Social neuroscience research investigating autism spectrum disorder (ASD) has yielded inconsistent findings, despite ASD being well-characterized by difficulties in social interaction and communication through behavioral observation. In particular, specific etiologies and functional and structural assays of the brain in autism have not been consistently identified. To date, most social neuroscience research has focused on a single person viewing static images. Research utilizing interactive social neuroscience featuring dual-brain recording offers great promise for the study of neurodevelopmental disabilities. Reward processing has been implicated in the pathology of ASD, yet mixed findings have brought uncertainty about the role reward processing deficits may play in ASD. The current study employed dual-brain EEG recording to examine reward processing during live interaction and its relation to autistic traits.
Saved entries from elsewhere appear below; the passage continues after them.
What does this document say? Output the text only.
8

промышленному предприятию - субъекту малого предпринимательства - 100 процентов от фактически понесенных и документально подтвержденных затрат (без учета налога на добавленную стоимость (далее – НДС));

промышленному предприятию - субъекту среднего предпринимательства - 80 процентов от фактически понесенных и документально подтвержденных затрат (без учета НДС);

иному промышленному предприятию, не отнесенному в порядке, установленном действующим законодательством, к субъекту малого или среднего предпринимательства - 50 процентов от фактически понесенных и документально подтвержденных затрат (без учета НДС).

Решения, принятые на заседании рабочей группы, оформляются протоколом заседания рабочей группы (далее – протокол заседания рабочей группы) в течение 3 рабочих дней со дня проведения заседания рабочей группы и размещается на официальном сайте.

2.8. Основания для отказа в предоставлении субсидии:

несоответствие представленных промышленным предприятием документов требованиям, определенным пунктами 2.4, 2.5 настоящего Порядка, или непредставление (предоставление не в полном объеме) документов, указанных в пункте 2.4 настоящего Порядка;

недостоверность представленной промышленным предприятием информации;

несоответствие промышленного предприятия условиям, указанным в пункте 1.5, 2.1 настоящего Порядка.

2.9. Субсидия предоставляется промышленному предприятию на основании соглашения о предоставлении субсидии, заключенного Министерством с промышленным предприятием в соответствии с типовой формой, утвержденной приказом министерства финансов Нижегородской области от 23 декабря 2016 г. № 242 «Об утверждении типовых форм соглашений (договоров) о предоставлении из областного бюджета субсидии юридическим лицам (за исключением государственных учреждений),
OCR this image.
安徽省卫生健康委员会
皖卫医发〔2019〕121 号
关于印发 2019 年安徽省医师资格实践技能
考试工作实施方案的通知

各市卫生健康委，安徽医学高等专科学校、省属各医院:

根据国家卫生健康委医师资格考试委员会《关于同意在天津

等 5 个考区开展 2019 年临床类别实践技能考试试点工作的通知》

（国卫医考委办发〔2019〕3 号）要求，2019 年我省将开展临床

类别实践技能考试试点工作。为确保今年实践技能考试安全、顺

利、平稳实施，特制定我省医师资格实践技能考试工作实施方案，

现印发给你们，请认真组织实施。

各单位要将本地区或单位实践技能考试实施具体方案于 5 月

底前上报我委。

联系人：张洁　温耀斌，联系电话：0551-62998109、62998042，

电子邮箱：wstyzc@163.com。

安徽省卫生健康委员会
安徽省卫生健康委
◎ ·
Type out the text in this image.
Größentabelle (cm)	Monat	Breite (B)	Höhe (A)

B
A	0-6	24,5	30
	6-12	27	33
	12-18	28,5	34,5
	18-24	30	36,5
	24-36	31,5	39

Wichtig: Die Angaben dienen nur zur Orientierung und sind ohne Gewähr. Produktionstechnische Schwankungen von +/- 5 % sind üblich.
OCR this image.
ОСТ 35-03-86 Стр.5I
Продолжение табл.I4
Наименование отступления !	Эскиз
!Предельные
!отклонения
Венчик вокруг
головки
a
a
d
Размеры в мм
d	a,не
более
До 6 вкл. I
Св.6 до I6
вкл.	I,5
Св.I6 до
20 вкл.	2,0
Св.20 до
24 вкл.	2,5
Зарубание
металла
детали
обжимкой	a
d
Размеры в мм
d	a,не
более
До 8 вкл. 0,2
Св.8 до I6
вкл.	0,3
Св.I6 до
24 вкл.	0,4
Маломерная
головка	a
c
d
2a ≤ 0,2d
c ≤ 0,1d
Sixteen typically developing (TD) adults played a competitive treasure-hunt game against a computer and against a human partner. EEG results revealed enhanced neural sensitivity to reward outcome during live interaction with a human competitor. Further, individuals with higher levels of autistic traits demonstrated reduced sensitivity to reward outcome during live interaction. These findings provide novel insight into reward processing mechanisms associated with autistic traits, as well as support the necessary utility of interactive social neuroscience techniques to study developmental disorders.

Keywords: Autism spectrum disorder; EEG/ERP; interactive social neuroscience; reward.